Роджер Желязны - Миры Роджера Желязны. Том 28
Медленно поднимаясь вверх, Джон почувствовал, как возвращается старый знакомый страх. Кольтер не любил высоты. Странно, но казалось, что внизу труба была шире. Одно дело подниматься по крутой скале, поверхность которой всегда перед глазами, и совсем другое — висеть как распорка, глядя вниз в глотку худшего из кошмаров. Столб молочного света, сквозь который смутно прорисовывались заснеженные деревья в сотнях футах внизу. Мышцы живота дрожали от напряжения, пот стекал в пах, стягивая кожу вокруг яичек. Ужасно хотелось посмотреть вверх, но Джон не мог отвести глаз от ног.
Передвигая ноги одну за другой, медленно-медленно, сначала одну онемевшую вверх, затем другую, черт бы их побрал, можно было изредка глянуть вниз. А потом снова вжать спину в камень, поднять отмерзающую ступню, укрепить ее на противоположной стене, проделать то же с другой. Тишина, порхание белых хлопьев в трубе, зуд пота в паху. Давящая боль в яичках.
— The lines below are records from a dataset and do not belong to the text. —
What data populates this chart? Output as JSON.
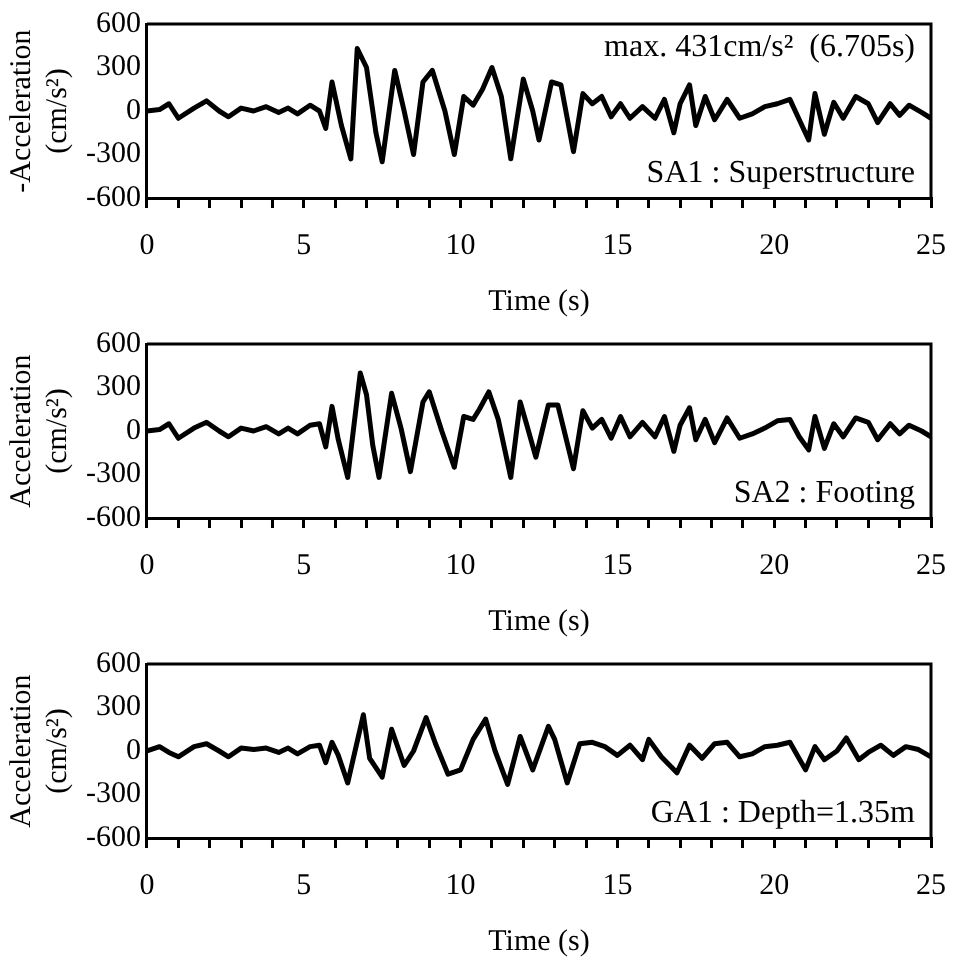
{
  "chart_data": [
    {
      "type": "line",
      "xlabel": "Time (s)",
      "ylabel": "-Acceleration\n(cm/s²)",
      "annotations": [
        "max. 431cm/s²  (6.705s)",
        "SA1 : Superstructure"
      ],
      "color": "#000000",
      "line_style": "solid",
      "marker": "none",
      "x": [
        0,
        0.4,
        0.7,
        1.0,
        1.5,
        1.9,
        2.3,
        2.6,
        3.0,
        3.4,
        3.8,
        4.2,
        4.5,
        4.8,
        5.2,
        5.5,
        5.7,
        5.9,
        6.2,
        6.5,
        6.705,
        7.0,
        7.3,
        7.5,
        7.9,
        8.2,
        8.5,
        8.8,
        9.1,
        9.5,
        9.8,
        10.1,
        10.4,
        10.7,
        11.0,
        11.3,
        11.6,
        12.0,
        12.3,
        12.5,
        12.9,
        13.2,
        13.6,
        13.9,
        14.2,
        14.5,
        14.8,
        15.1,
        15.4,
        15.8,
        16.2,
        16.5,
        16.8,
        17.0,
        17.3,
        17.5,
        17.8,
        18.1,
        18.5,
        18.9,
        19.3,
        19.7,
        20.1,
        20.5,
        20.8,
        21.1,
        21.3,
        21.6,
        21.9,
        22.2,
        22.6,
        23.0,
        23.3,
        23.7,
        24.0,
        24.3,
        24.7,
        25
      ],
      "values": [
        0,
        10,
        50,
        -50,
        20,
        70,
        0,
        -40,
        20,
        0,
        30,
        -10,
        20,
        -20,
        40,
        0,
        -120,
        200,
        -100,
        -330,
        431,
        300,
        -150,
        -350,
        280,
        0,
        -300,
        200,
        280,
        0,
        -300,
        100,
        40,
        150,
        300,
        100,
        -330,
        220,
        0,
        -200,
        200,
        180,
        -280,
        120,
        50,
        100,
        -40,
        50,
        -50,
        30,
        -50,
        80,
        -150,
        50,
        180,
        -100,
        100,
        -60,
        80,
        -50,
        -20,
        30,
        50,
        80,
        -60,
        -200,
        120,
        -160,
        60,
        -50,
        100,
        50,
        -80,
        50,
        -30,
        40,
        -10,
        -50
      ],
      "xlim": [
        0,
        25
      ],
      "xticks": [
        0,
        {
          "value": 1,
          "label": null
        },
        {
          "value": 2,
          "label": null
        },
        {
          "value": 3,
          "label": null
        },
        {
          "value": 4,
          "label": null
        },
        5,
        {
          "value": 6,
          "label": null
        },
        {
          "value": 7,
          "label": null
        },
        {
          "value": 8,
          "label": null
        },
        {
          "value": 9,
          "label": null
        },
        10,
        {
          "value": 11,
          "label": null
        },
        {
          "value": 12,
          "label": null
        },
        {
          "value": 13,
          "label": null
        },
        {
          "value": 14,
          "label": null
        },
        15,
        {
          "value": 16,
          "label": null
        },
        {
          "value": 17,
          "label": null
        },
        {
          "value": 18,
          "label": null
        },
        {
          "value": 19,
          "label": null
        },
        20,
        {
          "value": 21,
          "label": null
        },
        {
          "value": 22,
          "label": null
        },
        {
          "value": 23,
          "label": null
        },
        {
          "value": 24,
          "label": null
        },
        25
      ],
      "ylim": [
        -600,
        600
      ],
      "yticks": [
        -600,
        -300,
        0,
        300,
        600
      ]
    },
    {
      "type": "line",
      "xlabel": "Time (s)",
      "ylabel": "Acceleration\n(cm/s²)",
      "annotations": [
        "SA2 : Footing"
      ],
      "color": "#000000",
      "line_style": "solid",
      "marker": "none",
      "x": [
        0,
        0.4,
        0.7,
        1.0,
        1.5,
        1.9,
        2.3,
        2.6,
        3.0,
        3.4,
        3.8,
        4.2,
        4.5,
        4.8,
        5.2,
        5.5,
        5.7,
        5.9,
        6.1,
        6.4,
        6.8,
        7.0,
        7.2,
        7.4,
        7.8,
        8.1,
        8.4,
        8.8,
        9.0,
        9.4,
        9.8,
        10.1,
        10.4,
        10.6,
        10.9,
        11.2,
        11.6,
        11.9,
        12.1,
        12.4,
        12.8,
        13.1,
        13.6,
        13.9,
        14.2,
        14.5,
        14.8,
        15.1,
        15.4,
        15.8,
        16.2,
        16.5,
        16.8,
        17.0,
        17.3,
        17.5,
        17.8,
        18.1,
        18.5,
        18.9,
        19.3,
        19.7,
        20.1,
        20.5,
        20.8,
        21.1,
        21.3,
        21.6,
        21.9,
        22.2,
        22.6,
        23.0,
        23.3,
        23.7,
        24.0,
        24.3,
        24.7,
        25
      ],
      "values": [
        0,
        10,
        50,
        -50,
        20,
        60,
        0,
        -40,
        20,
        0,
        30,
        -20,
        20,
        -20,
        40,
        50,
        -110,
        170,
        -60,
        -320,
        400,
        250,
        -100,
        -320,
        260,
        20,
        -280,
        200,
        270,
        0,
        -250,
        100,
        80,
        150,
        270,
        80,
        -320,
        200,
        50,
        -180,
        180,
        180,
        -260,
        140,
        20,
        80,
        -50,
        100,
        -40,
        60,
        -40,
        100,
        -140,
        40,
        160,
        -60,
        80,
        -80,
        90,
        -50,
        -20,
        20,
        70,
        80,
        -40,
        -130,
        100,
        -120,
        50,
        -40,
        90,
        60,
        -60,
        50,
        -20,
        40,
        0,
        -40
      ],
      "xlim": [
        0,
        25
      ],
      "xticks": [
        0,
        {
          "value": 1,
          "label": null
        },
        {
          "value": 2,
          "label": null
        },
        {
          "value": 3,
          "label": null
        },
        {
          "value": 4,
          "label": null
        },
        5,
        {
          "value": 6,
          "label": null
        },
        {
          "value": 7,
          "label": null
        },
        {
          "value": 8,
          "label": null
        },
        {
          "value": 9,
          "label": null
        },
        10,
        {
          "value": 11,
          "label": null
        },
        {
          "value": 12,
          "label": null
        },
        {
          "value": 13,
          "label": null
        },
        {
          "value": 14,
          "label": null
        },
        15,
        {
          "value": 16,
          "label": null
        },
        {
          "value": 17,
          "label": null
        },
        {
          "value": 18,
          "label": null
        },
        {
          "value": 19,
          "label": null
        },
        20,
        {
          "value": 21,
          "label": null
        },
        {
          "value": 22,
          "label": null
        },
        {
          "value": 23,
          "label": null
        },
        {
          "value": 24,
          "label": null
        },
        25
      ],
      "ylim": [
        -600,
        600
      ],
      "yticks": [
        -600,
        -300,
        0,
        300,
        600
      ]
    },
    {
      "type": "line",
      "xlabel": "Time (s)",
      "ylabel": "Acceleration\n(cm/s²)",
      "annotations": [
        "GA1 : Depth=1.35m"
      ],
      "color": "#000000",
      "line_style": "solid",
      "marker": "none",
      "x": [
        0,
        0.4,
        0.7,
        1.0,
        1.5,
        1.9,
        2.3,
        2.6,
        3.0,
        3.4,
        3.8,
        4.2,
        4.5,
        4.8,
        5.2,
        5.5,
        5.7,
        5.9,
        6.1,
        6.4,
        6.9,
        7.1,
        7.5,
        7.8,
        8.2,
        8.5,
        8.9,
        9.2,
        9.6,
        10.0,
        10.4,
        10.8,
        11.1,
        11.5,
        11.9,
        12.3,
        12.8,
        13.0,
        13.4,
        13.8,
        14.2,
        14.6,
        15.0,
        15.4,
        15.8,
        16.0,
        16.4,
        16.9,
        17.3,
        17.7,
        18.1,
        18.5,
        18.9,
        19.3,
        19.7,
        20.1,
        20.5,
        21.0,
        21.3,
        21.6,
        22.0,
        22.3,
        22.7,
        23.0,
        23.4,
        23.8,
        24.2,
        24.6,
        25
      ],
      "values": [
        0,
        30,
        -10,
        -40,
        30,
        50,
        0,
        -40,
        20,
        10,
        20,
        -10,
        20,
        -20,
        30,
        40,
        -80,
        60,
        -30,
        -220,
        250,
        -50,
        -180,
        150,
        -100,
        0,
        230,
        50,
        -160,
        -130,
        80,
        220,
        0,
        -230,
        100,
        -130,
        170,
        80,
        -220,
        50,
        60,
        30,
        -30,
        40,
        -60,
        80,
        -40,
        -150,
        40,
        -50,
        50,
        60,
        -40,
        -20,
        30,
        40,
        60,
        -130,
        30,
        -60,
        0,
        90,
        -60,
        -10,
        40,
        -30,
        30,
        10,
        -40
      ],
      "xlim": [
        0,
        25
      ],
      "xticks": [
        0,
        {
          "value": 1,
          "label": null
        },
        {
          "value": 2,
          "label": null
        },
        {
          "value": 3,
          "label": null
        },
        {
          "value": 4,
          "label": null
        },
        5,
        {
          "value": 6,
          "label": null
        },
        {
          "value": 7,
          "label": null
        },
        {
          "value": 8,
          "label": null
        },
        {
          "value": 9,
          "label": null
        },
        10,
        {
          "value": 11,
          "label": null
        },
        {
          "value": 12,
          "label": null
        },
        {
          "value": 13,
          "label": null
        },
        {
          "value": 14,
          "label": null
        },
        15,
        {
          "value": 16,
          "label": null
        },
        {
          "value": 17,
          "label": null
        },
        {
          "value": 18,
          "label": null
        },
        {
          "value": 19,
          "label": null
        },
        20,
        {
          "value": 21,
          "label": null
        },
        {
          "value": 22,
          "label": null
        },
        {
          "value": 23,
          "label": null
        },
        {
          "value": 24,
          "label": null
        },
        25
      ],
      "ylim": [
        -600,
        600
      ],
      "yticks": [
        -600,
        -300,
        0,
        300,
        600
      ]
    }
  ]
}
Вода началась с тонкой струйки, льющей на голову, потом она превратилась в неуверенный дождь и наконец у самой вершины трубы — в беспорядочный каскад. Ревущий поток тающего снега. Спиной вперед Джон вылез по пояс из трубы — и белый, слепящий свет ударил в глаза. Вода стекала с вершины нагорья и плескалась повсюду вокруг него. Светило солнце, пурга прекратилась. Джон Кольтер добрался до вершины Сердца Горы.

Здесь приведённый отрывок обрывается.